Control of the Optical Response of an Artificial Hybrid Nanosystem Due to the Plasmon-Exciton Plasmon Coupling Effect

TL;DR

This paper theoretically investigates how plasmon-exciton-plasmon coupling in a hybrid nanosystem of metallic nanoparticles and a quantum dot affects optical absorption, revealing tunable properties influenced by system symmetry, particle size, and medium dielectric constant.

Contribution

It introduces a theoretical model demonstrating tunable optical responses in hybrid nanosystems through plasmon-exciton coupling and system symmetry adjustments.

Findings

Strong exciton-plasmon coupling leads to tunable optical properties.

Adjusting interparticle distances controls absorption spectra.

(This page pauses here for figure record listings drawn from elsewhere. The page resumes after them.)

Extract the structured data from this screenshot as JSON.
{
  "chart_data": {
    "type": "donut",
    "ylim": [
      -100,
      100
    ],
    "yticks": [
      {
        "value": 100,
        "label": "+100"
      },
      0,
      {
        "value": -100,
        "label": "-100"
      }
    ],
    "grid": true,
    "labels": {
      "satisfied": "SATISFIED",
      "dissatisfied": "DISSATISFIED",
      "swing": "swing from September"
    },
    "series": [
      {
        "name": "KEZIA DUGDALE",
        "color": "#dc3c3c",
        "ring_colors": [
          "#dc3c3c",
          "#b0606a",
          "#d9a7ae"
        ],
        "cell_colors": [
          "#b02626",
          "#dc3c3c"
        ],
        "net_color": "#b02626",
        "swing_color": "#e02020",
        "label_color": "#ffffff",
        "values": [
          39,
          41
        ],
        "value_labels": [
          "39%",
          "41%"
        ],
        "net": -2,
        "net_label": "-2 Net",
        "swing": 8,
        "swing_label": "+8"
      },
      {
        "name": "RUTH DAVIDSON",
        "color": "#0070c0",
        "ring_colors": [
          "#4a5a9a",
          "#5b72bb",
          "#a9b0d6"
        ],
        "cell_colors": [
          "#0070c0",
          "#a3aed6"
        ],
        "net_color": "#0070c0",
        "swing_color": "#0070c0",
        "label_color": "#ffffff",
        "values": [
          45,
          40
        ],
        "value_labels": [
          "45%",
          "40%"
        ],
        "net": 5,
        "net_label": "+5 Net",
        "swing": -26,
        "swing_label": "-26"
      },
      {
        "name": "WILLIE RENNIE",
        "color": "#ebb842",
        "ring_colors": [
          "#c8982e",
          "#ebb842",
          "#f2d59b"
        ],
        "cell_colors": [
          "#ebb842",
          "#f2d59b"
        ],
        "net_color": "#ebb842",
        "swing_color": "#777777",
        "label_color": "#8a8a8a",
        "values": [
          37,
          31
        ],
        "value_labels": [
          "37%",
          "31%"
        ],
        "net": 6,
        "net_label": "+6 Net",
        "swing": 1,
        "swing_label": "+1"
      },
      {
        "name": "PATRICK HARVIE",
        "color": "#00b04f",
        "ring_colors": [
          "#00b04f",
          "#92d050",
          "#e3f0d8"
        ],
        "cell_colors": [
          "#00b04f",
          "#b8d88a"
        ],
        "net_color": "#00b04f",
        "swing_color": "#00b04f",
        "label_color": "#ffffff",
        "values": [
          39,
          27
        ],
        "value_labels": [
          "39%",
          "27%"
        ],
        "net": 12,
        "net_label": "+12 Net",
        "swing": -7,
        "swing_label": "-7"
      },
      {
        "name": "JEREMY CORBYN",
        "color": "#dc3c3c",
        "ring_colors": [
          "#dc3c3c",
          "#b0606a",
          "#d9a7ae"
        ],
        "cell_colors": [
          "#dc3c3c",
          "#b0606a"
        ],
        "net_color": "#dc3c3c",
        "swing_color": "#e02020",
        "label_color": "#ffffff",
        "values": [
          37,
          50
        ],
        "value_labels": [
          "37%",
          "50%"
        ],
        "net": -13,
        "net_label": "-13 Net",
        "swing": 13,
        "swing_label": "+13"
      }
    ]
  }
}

Size and dielectric environment influence energy transfer efficiency.

Abstract

The optical response of an artificial hybrid molecule system composed of two metallic nanoparticles (MNPs) and a semiconductor quantum dot (SQD) is investigated theoretically due to the plasmon-exciton-plasmon coupling effects on the absorption properties of the hybrid nanosystem, which depends on the interaction between the induced dipole moments in the SQD and the MNPs, respectively. We show that the strong coupling of exciton and localized surface plasmons in such a hybrid molecules leads to appealing, tunable optical properties by adjusting the symmetry of the hybrid molecule nanosystem with controllable interparticle distances. We also address here the influence of the size of the MNPs and dielectric constant of the background medium on the optical absorption of the MNPs and SQD, respectively, which results in the interparticle Foster resonance energy transfer (FRET). Our results will open an avenue to deal with the surface-enhanced spectroscopies and potential application of the quantum information.